REPUBLIKA.CO.ID, JAKARTA -- Dunia kesehatan Indonesia masih dibayangi berbagai permasalahan besar di era Revolusi Industri 4.0. Hal itu tercermin dari data riset kesehatan 2018 menunjukkan buruknya indikator berbagai penyakit degeneratif, seperti obesitas, hipertensi, penyakit ginjal kronik, dan kencing manis.
"Tidak kurang dari 21, 8 persen proporsi penduduk Indonesia mengalami obesitas, prevalensi kencing manis mencapai dua persen, serta jumlah penderita penyakit ginjal kronik yang mencapai 3.8 per mil pada populasi di atas usia 15 tahun," ungkap Guru Besar Fakultas Kedokteran Universitas Indonesia, Prof Budi Wiweko, dalam keterangan tertulis yang diterima Antara, Senin.
Akademisi yang akrab disapa Prof Iko tersebut mengatakan angka ini tergolong tinggi bila dibandingkan dengan prevalensi di negara tetangga atau pun negara maju di dunia. Iko juga menyayangkan kebiasaan merokok yang semakin meningkat dan memiliki kontribusi negatif pada masyarakat.
Di sisi lain, penyakit infeksi tuberkulosis dan demam berdarah masih menjadi momok menakutkan dengan angka kematian yang sangat tinggi. Menurut pemenang pertama Dosen Berprestasi Nasional pada tahun 2015 itu, Indonesia merupakan negara peringkat kedua untuk prevalensi tuberkulosis tertinggi di dunia, setelah India.

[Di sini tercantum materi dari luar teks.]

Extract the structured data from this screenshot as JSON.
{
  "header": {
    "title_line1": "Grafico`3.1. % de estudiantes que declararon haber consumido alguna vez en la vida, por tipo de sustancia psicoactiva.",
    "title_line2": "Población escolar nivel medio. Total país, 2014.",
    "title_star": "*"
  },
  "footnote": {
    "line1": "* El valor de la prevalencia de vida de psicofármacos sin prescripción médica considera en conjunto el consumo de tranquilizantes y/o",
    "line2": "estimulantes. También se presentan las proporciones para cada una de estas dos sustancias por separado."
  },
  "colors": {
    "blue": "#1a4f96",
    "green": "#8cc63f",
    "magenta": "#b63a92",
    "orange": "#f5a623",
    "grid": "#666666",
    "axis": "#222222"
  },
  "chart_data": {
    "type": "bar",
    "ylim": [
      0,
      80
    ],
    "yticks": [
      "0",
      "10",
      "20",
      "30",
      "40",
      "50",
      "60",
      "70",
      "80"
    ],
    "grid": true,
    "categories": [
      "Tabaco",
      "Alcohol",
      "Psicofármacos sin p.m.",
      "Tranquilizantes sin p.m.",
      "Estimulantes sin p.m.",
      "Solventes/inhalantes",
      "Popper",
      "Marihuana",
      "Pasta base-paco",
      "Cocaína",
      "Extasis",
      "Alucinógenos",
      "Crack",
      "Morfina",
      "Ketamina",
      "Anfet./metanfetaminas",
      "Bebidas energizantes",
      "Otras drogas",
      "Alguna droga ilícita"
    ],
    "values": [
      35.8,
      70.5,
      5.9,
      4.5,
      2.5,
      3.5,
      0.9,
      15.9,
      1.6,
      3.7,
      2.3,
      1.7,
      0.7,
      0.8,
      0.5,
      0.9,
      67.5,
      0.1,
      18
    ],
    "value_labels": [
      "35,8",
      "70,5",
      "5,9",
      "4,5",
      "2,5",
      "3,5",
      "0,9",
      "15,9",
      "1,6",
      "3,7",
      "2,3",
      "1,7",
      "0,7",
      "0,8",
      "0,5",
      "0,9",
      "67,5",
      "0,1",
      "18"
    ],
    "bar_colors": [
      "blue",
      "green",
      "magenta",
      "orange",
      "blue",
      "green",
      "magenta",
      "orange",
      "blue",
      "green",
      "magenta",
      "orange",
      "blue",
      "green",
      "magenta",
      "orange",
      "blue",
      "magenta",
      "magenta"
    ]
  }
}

Meski demikian, Prof Iko memuji peningkatan angka harapan hidup serta keberhasilan program keluarga berencana yang membawa Indonesia pada bonus demografi di tahun 2030. Namun, Iko yang aktif menjabat sebagai wakil direktur Indonesian Medical Education and Research Institute (IMERI-FKUI) itu mengungkapkan, sekitar 15 persen populasi Indonesia atau sekitar 45 juta penduduk pada tahun 2030 merupakan kelompok usia lanjut.
"Tentunya kondisi itu memerlukan antisipasi yang baik dalam pengelolaannya," kata salah satu Guru Besar Tetap (Profesor) termuda di bidang kedokteran yang dilantik pada usia 46 tahun 10 bulan.

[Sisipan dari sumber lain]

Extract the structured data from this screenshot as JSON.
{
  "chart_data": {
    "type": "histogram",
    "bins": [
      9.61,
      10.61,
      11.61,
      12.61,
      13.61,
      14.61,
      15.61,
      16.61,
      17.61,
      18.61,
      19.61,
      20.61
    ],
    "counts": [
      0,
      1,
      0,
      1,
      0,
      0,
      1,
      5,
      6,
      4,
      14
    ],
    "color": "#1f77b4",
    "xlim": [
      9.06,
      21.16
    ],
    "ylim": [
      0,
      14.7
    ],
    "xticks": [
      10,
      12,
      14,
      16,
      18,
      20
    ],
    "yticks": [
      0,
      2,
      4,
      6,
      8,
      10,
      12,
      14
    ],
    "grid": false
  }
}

Budi yang juga staf pengajar Departemen Obstetri Ginekologi (Obgin) Fakultas Kedokteran Universitas Indonesia-RS Dr. Cipto Mangunkusumo (FKUI-RSCM) mengatakan, para pengambil kebijakan dan profesional kesehatan negeri ini harus sensitif, untuk mampu mengadopsi dan beradaptasi dengan cepat sehingga bisa menghasilkan inovasi disrupsi dalam memecahkan berbagai permasalahan besar di atas.